Accueil au top ou on dévore la spécialité culinaire bien légère du coin le Rosti: patates, fromages, jambon fumé et oeuf ayant oublié les sandwiches à konkordiahutte.
Mardi 14 avril
Fin du raid; on va quand même se faire un dernier à sommet à quasi 4000m, l'Abeni flue. Il fait beau quasi partout mais un voile opaque ua dessus de l'Oberland obscurcit le soleil.
il n'y a que 700m de D+ mais un peu de distance. Le glacier est très très crevassé au dessus du refuge avant de rejoindre un plateau assez tourmenté aussi en rive gauche.
Puis c'est droit au sommet ou on arrive dans les bourrasques de vent.
Vue à nouveau imprenable sur le bassin d'Alesch et la Jungfrau.
On ne traine pas au sommet, il faut rejoindre la vallée à Blatten pour enchainer les bus et les trains pour rejoindre Grenoble.

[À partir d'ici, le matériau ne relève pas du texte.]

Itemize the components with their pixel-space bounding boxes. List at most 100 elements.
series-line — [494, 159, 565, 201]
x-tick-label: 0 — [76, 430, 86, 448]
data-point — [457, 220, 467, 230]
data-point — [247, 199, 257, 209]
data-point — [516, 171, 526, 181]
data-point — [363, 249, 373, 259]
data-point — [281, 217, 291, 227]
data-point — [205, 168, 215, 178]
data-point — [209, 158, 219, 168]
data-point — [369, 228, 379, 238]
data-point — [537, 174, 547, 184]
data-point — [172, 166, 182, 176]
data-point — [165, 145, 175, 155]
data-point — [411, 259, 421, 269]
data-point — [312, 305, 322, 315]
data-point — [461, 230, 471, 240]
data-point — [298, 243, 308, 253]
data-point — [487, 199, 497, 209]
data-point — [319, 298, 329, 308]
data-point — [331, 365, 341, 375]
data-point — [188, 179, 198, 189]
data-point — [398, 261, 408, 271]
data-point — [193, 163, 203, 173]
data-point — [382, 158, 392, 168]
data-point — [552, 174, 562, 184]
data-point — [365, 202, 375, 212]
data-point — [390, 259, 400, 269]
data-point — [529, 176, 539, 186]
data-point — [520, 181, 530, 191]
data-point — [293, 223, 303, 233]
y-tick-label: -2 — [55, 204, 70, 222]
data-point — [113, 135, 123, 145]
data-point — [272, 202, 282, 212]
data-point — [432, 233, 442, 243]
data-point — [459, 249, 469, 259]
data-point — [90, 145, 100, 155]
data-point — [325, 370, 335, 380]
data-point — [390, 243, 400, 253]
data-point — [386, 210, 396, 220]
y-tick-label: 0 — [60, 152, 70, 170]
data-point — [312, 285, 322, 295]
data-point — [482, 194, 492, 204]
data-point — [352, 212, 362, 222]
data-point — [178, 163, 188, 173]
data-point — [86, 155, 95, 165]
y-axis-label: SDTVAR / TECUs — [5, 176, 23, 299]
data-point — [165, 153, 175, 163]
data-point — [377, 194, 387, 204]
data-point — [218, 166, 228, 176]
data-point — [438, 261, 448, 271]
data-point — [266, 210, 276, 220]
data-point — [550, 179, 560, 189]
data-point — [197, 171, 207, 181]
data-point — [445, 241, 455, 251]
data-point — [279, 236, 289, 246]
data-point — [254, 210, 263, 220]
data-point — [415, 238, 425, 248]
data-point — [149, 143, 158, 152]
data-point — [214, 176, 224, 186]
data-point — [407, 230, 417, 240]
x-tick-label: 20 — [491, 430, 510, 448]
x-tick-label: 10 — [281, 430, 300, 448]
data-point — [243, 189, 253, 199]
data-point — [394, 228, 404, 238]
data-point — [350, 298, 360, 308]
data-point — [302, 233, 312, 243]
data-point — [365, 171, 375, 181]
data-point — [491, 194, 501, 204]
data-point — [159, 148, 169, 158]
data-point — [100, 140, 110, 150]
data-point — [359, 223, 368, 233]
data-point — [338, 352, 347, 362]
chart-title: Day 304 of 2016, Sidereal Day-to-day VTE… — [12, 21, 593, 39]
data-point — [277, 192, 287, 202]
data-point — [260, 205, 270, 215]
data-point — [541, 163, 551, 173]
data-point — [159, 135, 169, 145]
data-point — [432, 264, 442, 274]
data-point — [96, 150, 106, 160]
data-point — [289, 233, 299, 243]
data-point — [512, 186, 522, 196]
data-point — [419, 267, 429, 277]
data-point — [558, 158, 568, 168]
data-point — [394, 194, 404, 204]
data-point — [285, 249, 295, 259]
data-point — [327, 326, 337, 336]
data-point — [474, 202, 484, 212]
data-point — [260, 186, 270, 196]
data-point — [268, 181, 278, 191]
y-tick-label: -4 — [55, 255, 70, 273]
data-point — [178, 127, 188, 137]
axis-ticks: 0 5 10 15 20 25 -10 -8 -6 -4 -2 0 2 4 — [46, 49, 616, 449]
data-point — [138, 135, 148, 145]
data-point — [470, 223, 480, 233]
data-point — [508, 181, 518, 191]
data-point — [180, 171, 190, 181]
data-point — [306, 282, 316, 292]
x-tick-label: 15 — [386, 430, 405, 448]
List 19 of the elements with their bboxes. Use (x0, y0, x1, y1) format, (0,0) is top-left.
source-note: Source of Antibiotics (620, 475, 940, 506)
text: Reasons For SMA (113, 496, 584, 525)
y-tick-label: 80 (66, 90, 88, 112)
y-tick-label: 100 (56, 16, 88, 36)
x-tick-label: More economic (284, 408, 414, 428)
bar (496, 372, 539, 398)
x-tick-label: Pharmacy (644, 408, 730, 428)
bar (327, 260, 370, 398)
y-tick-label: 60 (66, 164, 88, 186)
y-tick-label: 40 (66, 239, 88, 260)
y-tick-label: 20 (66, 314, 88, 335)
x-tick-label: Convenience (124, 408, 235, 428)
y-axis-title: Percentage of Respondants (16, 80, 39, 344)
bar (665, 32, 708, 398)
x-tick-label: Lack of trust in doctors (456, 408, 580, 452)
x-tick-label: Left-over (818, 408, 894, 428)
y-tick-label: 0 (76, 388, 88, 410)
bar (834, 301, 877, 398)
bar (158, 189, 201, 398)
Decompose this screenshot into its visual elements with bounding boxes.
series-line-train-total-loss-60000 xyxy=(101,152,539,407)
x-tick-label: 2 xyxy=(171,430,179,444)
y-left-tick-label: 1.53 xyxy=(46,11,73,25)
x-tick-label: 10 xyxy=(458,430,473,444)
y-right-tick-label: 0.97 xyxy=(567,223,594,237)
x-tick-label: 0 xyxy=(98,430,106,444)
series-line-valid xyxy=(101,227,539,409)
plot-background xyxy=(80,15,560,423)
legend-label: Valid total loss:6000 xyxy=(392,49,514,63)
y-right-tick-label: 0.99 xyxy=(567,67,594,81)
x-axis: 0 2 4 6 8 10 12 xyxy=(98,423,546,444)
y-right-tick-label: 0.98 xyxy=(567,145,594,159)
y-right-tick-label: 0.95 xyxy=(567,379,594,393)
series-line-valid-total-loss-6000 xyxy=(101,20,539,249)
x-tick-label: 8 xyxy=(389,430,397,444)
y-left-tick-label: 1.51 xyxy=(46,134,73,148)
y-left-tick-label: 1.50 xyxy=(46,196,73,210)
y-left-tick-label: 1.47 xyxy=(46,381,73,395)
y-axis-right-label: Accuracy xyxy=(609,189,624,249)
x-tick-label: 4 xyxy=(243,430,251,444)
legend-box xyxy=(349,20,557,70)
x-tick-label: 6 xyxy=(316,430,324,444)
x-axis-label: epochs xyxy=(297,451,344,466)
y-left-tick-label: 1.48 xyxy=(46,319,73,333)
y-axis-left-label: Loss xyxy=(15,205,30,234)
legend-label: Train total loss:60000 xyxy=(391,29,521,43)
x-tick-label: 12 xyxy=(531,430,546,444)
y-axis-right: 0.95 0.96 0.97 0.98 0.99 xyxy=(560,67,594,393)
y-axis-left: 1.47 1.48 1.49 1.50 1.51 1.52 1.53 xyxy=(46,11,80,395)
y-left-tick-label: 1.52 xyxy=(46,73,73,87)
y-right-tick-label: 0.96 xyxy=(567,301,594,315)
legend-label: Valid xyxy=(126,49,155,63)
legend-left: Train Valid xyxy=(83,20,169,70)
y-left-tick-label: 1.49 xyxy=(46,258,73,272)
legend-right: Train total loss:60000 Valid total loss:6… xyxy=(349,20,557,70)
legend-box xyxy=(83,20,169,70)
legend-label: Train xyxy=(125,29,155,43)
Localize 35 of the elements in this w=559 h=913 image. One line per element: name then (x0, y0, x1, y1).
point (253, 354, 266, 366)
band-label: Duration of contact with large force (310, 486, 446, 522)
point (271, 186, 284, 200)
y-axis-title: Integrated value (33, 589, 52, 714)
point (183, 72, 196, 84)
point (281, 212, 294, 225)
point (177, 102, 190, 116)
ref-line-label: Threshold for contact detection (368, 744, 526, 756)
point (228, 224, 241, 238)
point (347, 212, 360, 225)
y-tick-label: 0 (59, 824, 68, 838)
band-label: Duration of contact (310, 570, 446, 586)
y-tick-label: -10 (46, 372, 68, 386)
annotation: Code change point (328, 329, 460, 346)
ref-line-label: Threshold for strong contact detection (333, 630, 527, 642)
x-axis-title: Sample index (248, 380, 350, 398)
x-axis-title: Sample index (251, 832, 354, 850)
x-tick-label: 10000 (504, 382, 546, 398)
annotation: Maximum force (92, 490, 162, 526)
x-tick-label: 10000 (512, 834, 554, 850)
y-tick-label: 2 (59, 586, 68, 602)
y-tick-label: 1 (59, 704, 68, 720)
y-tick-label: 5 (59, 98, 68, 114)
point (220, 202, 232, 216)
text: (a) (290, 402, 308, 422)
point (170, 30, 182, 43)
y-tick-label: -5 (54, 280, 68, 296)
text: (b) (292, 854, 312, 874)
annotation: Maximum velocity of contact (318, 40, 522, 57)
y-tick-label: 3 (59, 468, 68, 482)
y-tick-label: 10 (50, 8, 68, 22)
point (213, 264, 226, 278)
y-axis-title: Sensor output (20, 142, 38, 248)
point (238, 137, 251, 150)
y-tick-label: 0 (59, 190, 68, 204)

La descente est acceptable jusqu'au refuge, puis la neige n'étant pas transformée, c'est neige dure trafolée pendant 1500m puis jonction avec la route non déneigée heureusement jusqu'à Blatten.
Le bus arrive 30 mn plus tard et tout s'enchaine jusqu'à Grenoble à 20h;
A 4000m sur l'Abeni flue à 10h30 et à 20 h à Grenoble. Miracle du transport en commun Suisse.
Encore un raid somptueux, en excellente compagnie pendant ces 7 jours.
Avoir une si belle météo semble tenir de la gageure, on a eu de la chance et surtout la possibilité de repousser ce raid.
Enfin toujours un immense merci à mes camarades de jeu Benoit, Christophe, Pascal et Yves capable de supporter sans (presque) râler mes caprices de dénivelées...;-))))
A faire absolument dans sa vie de skieur alpiniste amateur d'un esthétisme sûrement sans équivalent en Europe!!!!!!!